On Monday, wearing his monk’s robe, Abbot Justin Brown of St. Joseph’s monastery near Covington, Louisiana, told U.S. District Judge Stanwood Duvan that his monks only want to make affordable coffins for the cash-strapped public. He said the only people who ever have opposed the abbey’s efforts to provide affordable, handmade caskets are funeral insiders who stand to lose their statewide monopoly — and thousands of dollars in profit.

“To my knowledge, no one objected besides them,” Brown told the judge.

The Benedictine monks have tried and failed to convince Louisiana legislators to amend a state statute that prohibits casket sales by non-licensed funeral directors.

“Monday’s federal trial,” reports the Religious News Service, “served as a challenge to that law, which imposes thousands of dollars in fines, and up to 180 days in prison, for anyone who sells coffins without first paying fees and obtaining a license from the Louisiana Board of Embalmers and Funeral Directors.”

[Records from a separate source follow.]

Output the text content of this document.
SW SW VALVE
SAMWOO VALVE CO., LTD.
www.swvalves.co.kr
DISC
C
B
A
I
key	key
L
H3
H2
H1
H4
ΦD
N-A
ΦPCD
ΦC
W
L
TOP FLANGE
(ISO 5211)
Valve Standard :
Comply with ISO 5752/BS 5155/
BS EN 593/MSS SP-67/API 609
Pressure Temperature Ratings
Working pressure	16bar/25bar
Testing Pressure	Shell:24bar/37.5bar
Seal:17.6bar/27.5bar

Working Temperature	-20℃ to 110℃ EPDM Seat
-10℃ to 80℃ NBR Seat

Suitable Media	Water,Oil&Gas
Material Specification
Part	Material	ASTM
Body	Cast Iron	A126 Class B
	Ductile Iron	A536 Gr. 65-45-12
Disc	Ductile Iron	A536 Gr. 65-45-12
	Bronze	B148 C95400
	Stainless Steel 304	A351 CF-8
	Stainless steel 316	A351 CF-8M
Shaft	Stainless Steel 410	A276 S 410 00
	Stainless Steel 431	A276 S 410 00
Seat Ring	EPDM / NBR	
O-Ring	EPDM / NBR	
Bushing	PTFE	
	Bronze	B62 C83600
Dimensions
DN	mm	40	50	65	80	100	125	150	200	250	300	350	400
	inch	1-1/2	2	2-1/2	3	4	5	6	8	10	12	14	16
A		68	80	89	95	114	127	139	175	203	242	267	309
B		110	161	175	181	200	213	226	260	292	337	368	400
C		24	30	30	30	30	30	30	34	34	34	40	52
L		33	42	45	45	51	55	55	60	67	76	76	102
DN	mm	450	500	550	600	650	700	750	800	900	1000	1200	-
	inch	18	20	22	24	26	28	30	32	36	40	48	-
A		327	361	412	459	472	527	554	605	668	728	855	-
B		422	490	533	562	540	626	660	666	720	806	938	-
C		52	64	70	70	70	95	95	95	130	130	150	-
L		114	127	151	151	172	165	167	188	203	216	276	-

Pallbearers carry out one of the monks' plain cypress caskets

The monks’ unpaid attorneys argued that the law amounts to unconstitutional economic protectionism.

St. Joseph’s opened a woodshop in 2007 to sell handcrafted cypress caskets for $1,500 to $2,000, which is far cheaper than many caskets from a typical funeral home. They hoped the sales would finance medical and educational needs for more than 30 monks.

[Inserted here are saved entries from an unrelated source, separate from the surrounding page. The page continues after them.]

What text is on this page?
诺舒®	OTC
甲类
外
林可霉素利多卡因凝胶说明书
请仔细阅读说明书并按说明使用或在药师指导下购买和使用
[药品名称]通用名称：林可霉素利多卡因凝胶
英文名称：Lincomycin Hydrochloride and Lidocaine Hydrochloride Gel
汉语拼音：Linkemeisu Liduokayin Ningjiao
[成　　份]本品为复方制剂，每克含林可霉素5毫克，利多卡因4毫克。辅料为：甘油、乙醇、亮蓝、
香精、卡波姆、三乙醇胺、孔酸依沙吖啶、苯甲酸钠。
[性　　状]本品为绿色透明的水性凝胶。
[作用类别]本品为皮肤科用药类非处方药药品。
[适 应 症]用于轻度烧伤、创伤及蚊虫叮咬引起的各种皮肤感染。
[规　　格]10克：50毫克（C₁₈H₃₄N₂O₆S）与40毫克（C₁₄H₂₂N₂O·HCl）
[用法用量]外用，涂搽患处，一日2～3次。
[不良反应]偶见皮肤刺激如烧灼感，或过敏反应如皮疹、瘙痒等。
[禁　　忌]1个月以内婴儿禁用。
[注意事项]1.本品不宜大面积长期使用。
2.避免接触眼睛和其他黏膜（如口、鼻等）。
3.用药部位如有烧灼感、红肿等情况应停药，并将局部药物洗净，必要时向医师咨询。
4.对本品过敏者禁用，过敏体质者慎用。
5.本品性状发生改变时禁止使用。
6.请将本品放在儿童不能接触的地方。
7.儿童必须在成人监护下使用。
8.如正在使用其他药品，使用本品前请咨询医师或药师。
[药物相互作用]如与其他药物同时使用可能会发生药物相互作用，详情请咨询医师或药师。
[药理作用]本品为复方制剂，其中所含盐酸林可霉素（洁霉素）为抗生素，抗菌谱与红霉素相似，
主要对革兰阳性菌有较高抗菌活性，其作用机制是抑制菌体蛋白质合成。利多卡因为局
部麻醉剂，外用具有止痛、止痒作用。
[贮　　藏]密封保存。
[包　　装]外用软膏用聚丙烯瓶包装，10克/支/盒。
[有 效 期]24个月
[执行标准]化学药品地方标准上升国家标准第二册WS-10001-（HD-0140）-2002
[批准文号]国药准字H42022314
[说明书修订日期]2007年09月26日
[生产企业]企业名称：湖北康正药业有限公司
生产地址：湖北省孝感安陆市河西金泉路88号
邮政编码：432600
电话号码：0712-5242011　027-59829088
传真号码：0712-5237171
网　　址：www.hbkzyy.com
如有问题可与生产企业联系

The state Board of Embalmers and Funeral Directors issued a cease-and-desist letter — and hired a detective who caught the abbots in the act. He took pictures of them loading a coffin into a pickup truck.

“You simply want to sell caskets, is that correct?” the abbey’s attorney Scott Bullock asked the monastery’s woodshop director, monk Mark Coudrain, at one point.

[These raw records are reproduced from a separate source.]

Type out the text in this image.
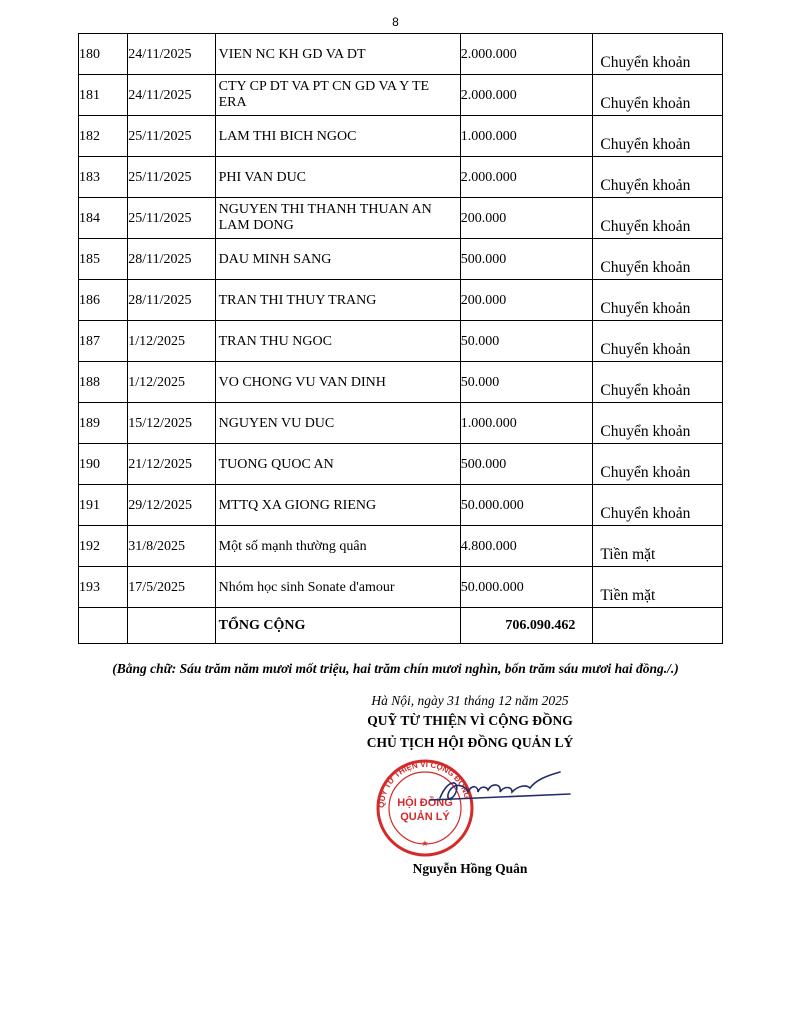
8
180	24/11/2025	VIEN NC KH GD VA DT	2.000.000	Chuyển khoản

181	24/11/2025	CTY CP DT VA PT CN GD VA Y TE ERA	2.000.000	Chuyển khoản

182	25/11/2025	LAM THI BICH NGOC	1.000.000	Chuyển khoản

183	25/11/2025	PHI VAN DUC	2.000.000	Chuyển khoản

184	25/11/2025	NGUYEN THI THANH THUAN AN LAM DONG	200.000	Chuyển khoản

185	28/11/2025	DAU MINH SANG	500.000	Chuyển khoản

186	28/11/2025	TRAN THI THUY TRANG	200.000	Chuyển khoản

187	1/12/2025	TRAN THU NGOC	50.000	Chuyển khoản

188	1/12/2025	VO CHONG VU VAN DINH	50.000	Chuyển khoản

189	15/12/2025	NGUYEN VU DUC	1.000.000	Chuyển khoản

190	21/12/2025	TUONG QUOC AN	500.000	Chuyển khoản

191	29/12/2025	MTTQ XA GIONG RIENG	50.000.000	Chuyển khoản

192	31/8/2025	Một số mạnh thường quân	4.800.000	Tiền mặt

193	17/5/2025	Nhóm học sinh Sonate d'amour	50.000.000	Tiền mặt

		TỔNG CỘNG	706.090.462	

(Bằng chữ: Sáu trăm năm mươi mốt triệu, hai trăm chín mươi nghìn, bốn trăm sáu mươi hai đồng./.)
Hà Nội, ngày 31 tháng 12 năm 2025
QUỸ TỪ THIỆN VÌ CỘNG ĐỒNG
CHỦ TỊCH HỘI ĐỒNG QUẢN LÝ
QUỸ TỪ THIỆN VÌ CỘNG ĐỒNG
HỘI ĐỒNG
QUẢN LÝ
★
Nguyễn Hồng Quân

“That is correct,” Coudrain replied.

The funeral directors say they are in the best position to help customers select appropriate caskets because they are trained to consider issues such as the deceased’s body size and burial site.

Billy Henry, the general manager of Tharp-Sontheimer funeral home in Metairie, Louisiana, said grieving customers who deal with licensed professionals don’t have to face the possibility of a casket that’s too small — which can delay a funeral unnecessarily.

Monks inspect a finished coffin

However, some local morticians are mortified by all the fuss, according to the Wall Street Journal. Darin Bordelon, the owner of LaVille Funeral Home in Ville Platte, Louisiana, says the state board should be ashamed of its campaign against the monks.

“They’re making us all look greedy,” he told the Journal.

The judge asked both sides to file legal briefs by June 24, with a response from both sides by July 1.

Some time after that, the judge will either strike down or uphold the law.